Après cela, comme mon travail sur L’Hôte a plu, les vannes se sont ouvertes. C’est même Gallimard qui m’a proposé d’adapter un autre texte et pas des moindres : La Peste. J’ai préféré travailler sur L’Étranger, ce qui a été accepté par Catherine Camus. J’ai mis un peu plus d’un an pour terminer ce travail qui est publié en 2013.
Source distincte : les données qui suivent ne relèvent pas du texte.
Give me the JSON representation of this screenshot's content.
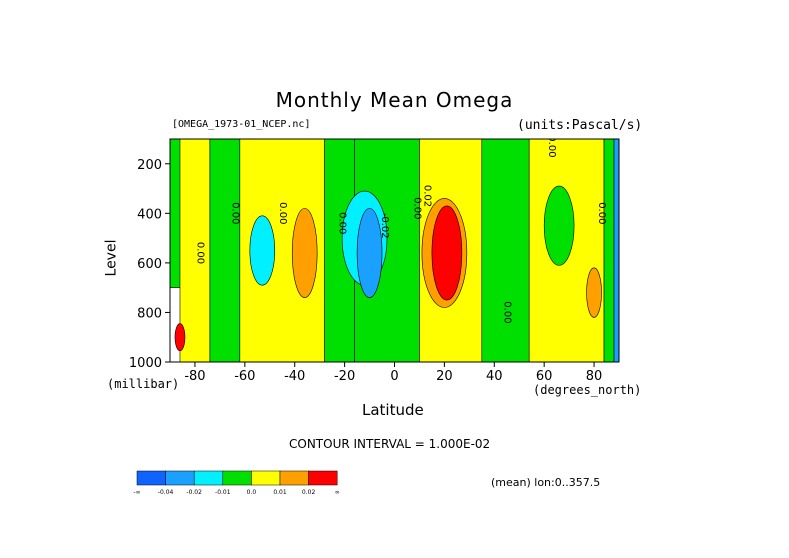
{
  "title": "Monthly Mean Omega",
  "source_label": "[OMEGA_1973-01_NCEP.nc]",
  "units_label": "(units:Pascal/s)",
  "ylabel": "Level",
  "yunit": "(millibar)",
  "xlabel": "Latitude",
  "xunit": "(degrees_north)",
  "contour_interval_text": "CONTOUR INTERVAL = 1.000E-02",
  "mean_label": "(mean) lon:0..357.5",
  "chart_data": {
    "type": "heatmap",
    "title": "Monthly Mean Omega",
    "xlabel": "Latitude",
    "ylabel": "Level",
    "xlim": [
      -90,
      90
    ],
    "ylim": [
      1000,
      100
    ],
    "x_ticks": [
      -80,
      -60,
      -40,
      -20,
      0,
      20,
      40,
      60,
      80
    ],
    "y_ticks": [
      200,
      400,
      600,
      800,
      1000
    ],
    "contour_interval": 0.01,
    "contour_labels": [
      {
        "text": "0.00",
        "lat": -79,
        "lev": 560
      },
      {
        "text": "0.00",
        "lat": -65,
        "lev": 400
      },
      {
        "text": "0.00",
        "lat": -46,
        "lev": 400
      },
      {
        "text": "0.00",
        "lat": -22,
        "lev": 440
      },
      {
        "text": "-0.02",
        "lat": -5,
        "lev": 450
      },
      {
        "text": "0.00",
        "lat": 8,
        "lev": 380
      },
      {
        "text": "0.02",
        "lat": 12,
        "lev": 330
      },
      {
        "text": "0.00",
        "lat": 44,
        "lev": 800
      },
      {
        "text": "0.00",
        "lat": 62,
        "lev": 130
      },
      {
        "text": "0.00",
        "lat": 82,
        "lev": 400
      }
    ],
    "colorbar": {
      "colors": [
        "#0f64ff",
        "#1aa0ff",
        "#00f0ff",
        "#00e000",
        "#ffff00",
        "#ff9f00",
        "#ff0000"
      ],
      "labels": [
        "-∞",
        "-0.04",
        "-0.02",
        "-0.01",
        "0.0",
        "0.01",
        "0.02",
        "∞"
      ]
    },
    "bands": [
      {
        "color": "#00e000",
        "lat0": -90,
        "lat1": -84,
        "lev0": 100,
        "lev1": 700
      },
      {
        "color": "#ffff00",
        "lat0": -86,
        "lat1": -74,
        "lev0": 100,
        "lev1": 1000
      },
      {
        "color": "#00e000",
        "lat0": -74,
        "lat1": -62,
        "lev0": 100,
        "lev1": 1000
      },
      {
        "color": "#ffff00",
        "lat0": -62,
        "lat1": -28,
        "lev0": 100,
        "lev1": 1000
      },
      {
        "color": "#00e000",
        "lat0": -28,
        "lat1": -16,
        "lev0": 100,
        "lev1": 1000
      },
      {
        "color": "#00e000",
        "lat0": -16,
        "lat1": 10,
        "lev0": 100,
        "lev1": 1000
      },
      {
        "color": "#ffff00",
        "lat0": 10,
        "lat1": 35,
        "lev0": 100,
        "lev1": 1000
      },
      {
        "color": "#00e000",
        "lat0": 35,
        "lat1": 54,
        "lev0": 100,
        "lev1": 1000
      },
      {
        "color": "#ffff00",
        "lat0": 54,
        "lat1": 84,
        "lev0": 100,
        "lev1": 1000
      },
      {
        "color": "#00e000",
        "lat0": 84,
        "lat1": 88,
        "lev0": 100,
        "lev1": 1000
      },
      {
        "color": "#1aa0ff",
        "lat0": 88,
        "lat1": 90,
        "lev0": 100,
        "lev1": 1000
      }
    ],
    "blobs": [
      {
        "color": "#00f0ff",
        "lat": -12,
        "lev": 500,
        "dlat": 9,
        "dlev": 380
      },
      {
        "color": "#1aa0ff",
        "lat": -10,
        "lev": 560,
        "dlat": 5,
        "dlev": 360
      },
      {
        "color": "#00f0ff",
        "lat": -53,
        "lev": 550,
        "dlat": 5,
        "dlev": 280
      },
      {
        "color": "#ff9f00",
        "lat": -36,
        "lev": 560,
        "dlat": 5,
        "dlev": 360
      },
      {
        "color": "#ff9f00",
        "lat": 20,
        "lev": 560,
        "dlat": 9,
        "dlev": 440
      },
      {
        "color": "#ff0000",
        "lat": 21,
        "lev": 560,
        "dlat": 6,
        "dlev": 380
      },
      {
        "color": "#00e000",
        "lat": 66,
        "lev": 450,
        "dlat": 6,
        "dlev": 320
      },
      {
        "color": "#ff9f00",
        "lat": 80,
        "lev": 720,
        "dlat": 3,
        "dlev": 200
      },
      {
        "color": "#ff0000",
        "lat": -86,
        "lev": 900,
        "dlat": 2,
        "dlev": 110
      }
    ]
  }
}
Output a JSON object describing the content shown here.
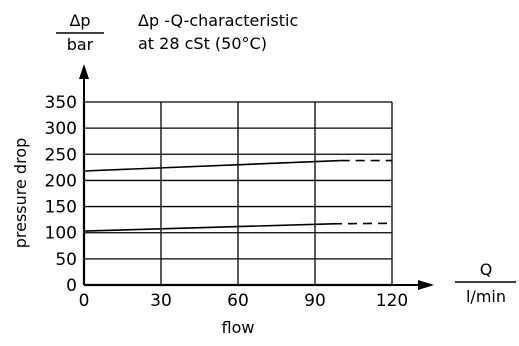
{
  "chart_data": {
    "type": "line",
    "title_lines": [
      "Δp -Q-characteristic",
      "at 28 cSt (50°C)"
    ],
    "y_unit_top": "Δp",
    "y_unit_bottom": "bar",
    "x_unit_top": "Q",
    "x_unit_bottom": "l/min",
    "xlabel": "flow",
    "ylabel": "pressure drop",
    "xlim": [
      0,
      120
    ],
    "ylim": [
      0,
      350
    ],
    "x_ticks": [
      0,
      30,
      60,
      90,
      120
    ],
    "y_ticks": [
      0,
      50,
      100,
      150,
      200,
      250,
      300,
      350
    ],
    "grid": true,
    "series": [
      {
        "solid": [
          [
            0,
            218
          ],
          [
            100,
            238
          ]
        ],
        "dashed": [
          [
            100,
            238
          ],
          [
            120,
            238
          ]
        ]
      },
      {
        "solid": [
          [
            0,
            103
          ],
          [
            97,
            117
          ]
        ],
        "dashed": [
          [
            97,
            117
          ],
          [
            120,
            118
          ]
        ]
      }
    ],
    "line_color": "#000000",
    "grid_color": "#000000"
  }
}
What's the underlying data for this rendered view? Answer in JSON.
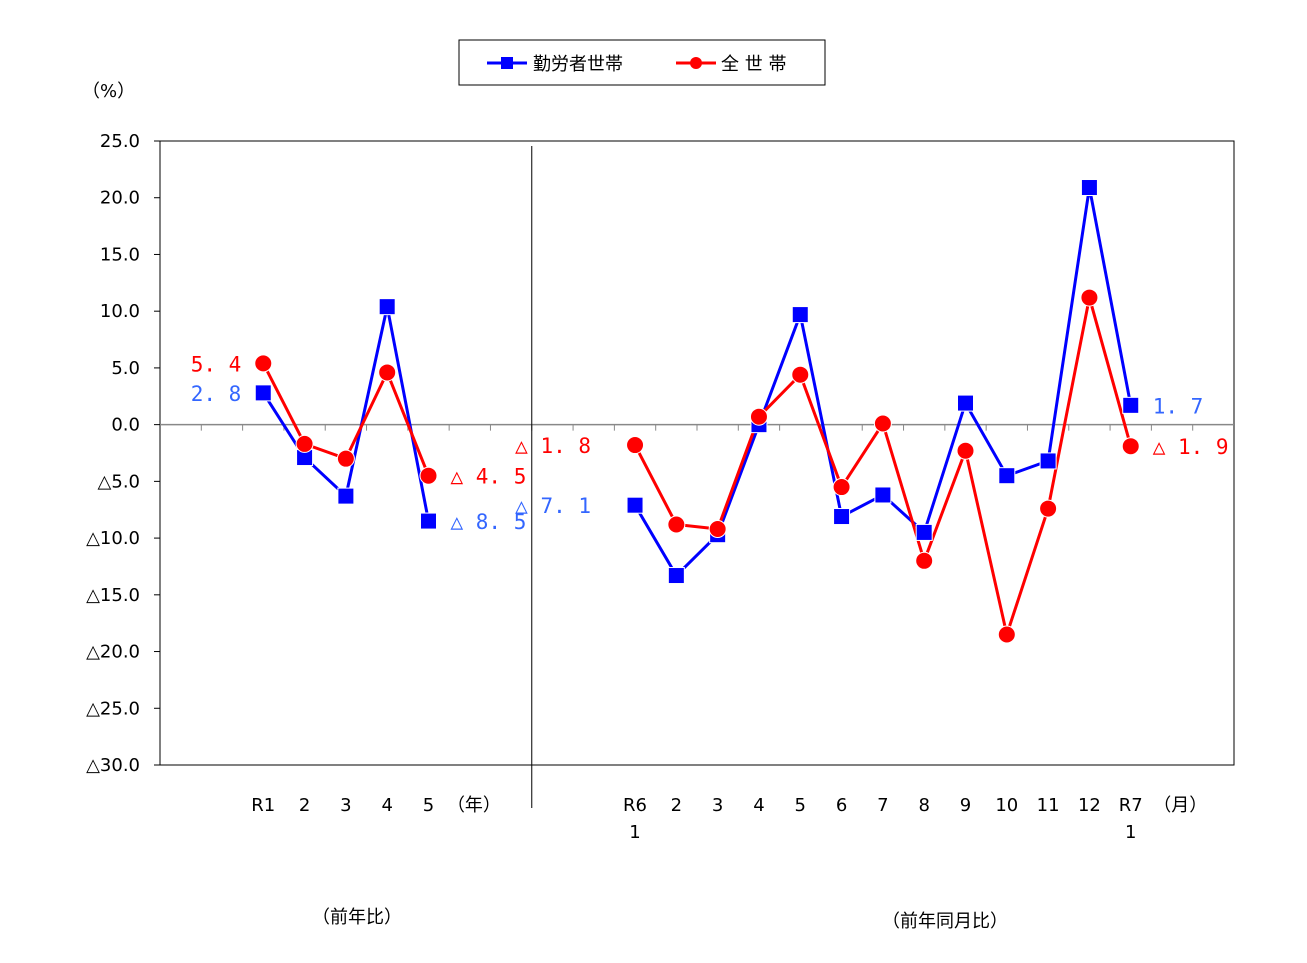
{
  "chart_data": {
    "type": "line",
    "unit_label": "（%）",
    "ylim": [
      -30,
      25
    ],
    "y_ticks": [
      {
        "value": 25,
        "label": "25.0"
      },
      {
        "value": 20,
        "label": "20.0"
      },
      {
        "value": 15,
        "label": "15.0"
      },
      {
        "value": 10,
        "label": "10.0"
      },
      {
        "value": 5,
        "label": "5.0"
      },
      {
        "value": 0,
        "label": "0.0"
      },
      {
        "value": -5,
        "label": "△5.0"
      },
      {
        "value": -10,
        "label": "△10.0"
      },
      {
        "value": -15,
        "label": "△15.0"
      },
      {
        "value": -20,
        "label": "△20.0"
      },
      {
        "value": -25,
        "label": "△25.0"
      },
      {
        "value": -30,
        "label": "△30.0"
      }
    ],
    "legend": {
      "placement": "top-center"
    },
    "colors": {
      "worker": "#0000ff",
      "all": "#ff0000",
      "worker_label": "#3366ff"
    },
    "panels": [
      {
        "caption": "（前年比）",
        "unit": "（年）",
        "categories": [
          [
            "R1"
          ],
          [
            "2"
          ],
          [
            "3"
          ],
          [
            "4"
          ],
          [
            "5"
          ]
        ],
        "series": [
          {
            "name": "勤労者世帯",
            "marker": "square",
            "values": [
              2.8,
              -2.9,
              -6.3,
              10.4,
              -8.5
            ]
          },
          {
            "name": "全 世 帯",
            "marker": "circle",
            "values": [
              5.4,
              -1.7,
              -3.0,
              4.6,
              -4.5
            ]
          }
        ],
        "data_labels": [
          {
            "series": "勤労者世帯",
            "index": 0,
            "text": "2. 8"
          },
          {
            "series": "全 世 帯",
            "index": 0,
            "text": "5. 4"
          },
          {
            "series": "勤労者世帯",
            "index": 4,
            "text": "△ 8. 5"
          },
          {
            "series": "全 世 帯",
            "index": 4,
            "text": "△ 4. 5"
          }
        ]
      },
      {
        "caption": "（前年同月比）",
        "unit": "（月）",
        "categories": [
          [
            "R6",
            "1"
          ],
          [
            "2"
          ],
          [
            "3"
          ],
          [
            "4"
          ],
          [
            "5"
          ],
          [
            "6"
          ],
          [
            "7"
          ],
          [
            "8"
          ],
          [
            "9"
          ],
          [
            "10"
          ],
          [
            "11"
          ],
          [
            "12"
          ],
          [
            "R7",
            "1"
          ]
        ],
        "series": [
          {
            "name": "勤労者世帯",
            "marker": "square",
            "values": [
              -7.1,
              -13.3,
              -9.7,
              0.0,
              9.7,
              -8.1,
              -6.2,
              -9.5,
              1.9,
              -4.5,
              -3.2,
              20.9,
              1.7
            ]
          },
          {
            "name": "全 世 帯",
            "marker": "circle",
            "values": [
              -1.8,
              -8.8,
              -9.2,
              0.7,
              4.4,
              -5.5,
              0.1,
              -12.0,
              -2.3,
              -18.5,
              -7.4,
              11.2,
              -1.9
            ]
          }
        ],
        "data_labels": [
          {
            "series": "勤労者世帯",
            "index": 0,
            "text": "△ 7. 1"
          },
          {
            "series": "全 世 帯",
            "index": 0,
            "text": "△ 1. 8"
          },
          {
            "series": "勤労者世帯",
            "index": 12,
            "text": "1. 7"
          },
          {
            "series": "全 世 帯",
            "index": 12,
            "text": "△ 1. 9"
          }
        ]
      }
    ]
  }
}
Mais, depuis longtemps, je voulais adapter Le Premier Homme. Comme je l’ai dit, c’est un texte qui m’a beaucoup marqué personnellement, mais c’est aussi une œuvre qui parle des modestes Pieds-noirs et où de nombreuses scènes se passent à Alger. Chez Camus, j’apprécie particulièrement le lien quasiment fusionnel qu’il entretient avec cette ville.
Le texte du Premier Homme a une histoire particulière et tragique.
En effet, c’est une œuvre inachevée. Camus avait le manuscrit avec lui lorsqu’il s’est tué dans un accident de voiture en 1960. Travailler sur ce texte était donc un sujet particulièrement sensible pour sa fille, ce qui explique qu’elle n’en a accepté la publication qu’en 1994. Nous avons beaucoup discuté et elle m’a demandé quelques aménagements dans mon scénario, à la marge.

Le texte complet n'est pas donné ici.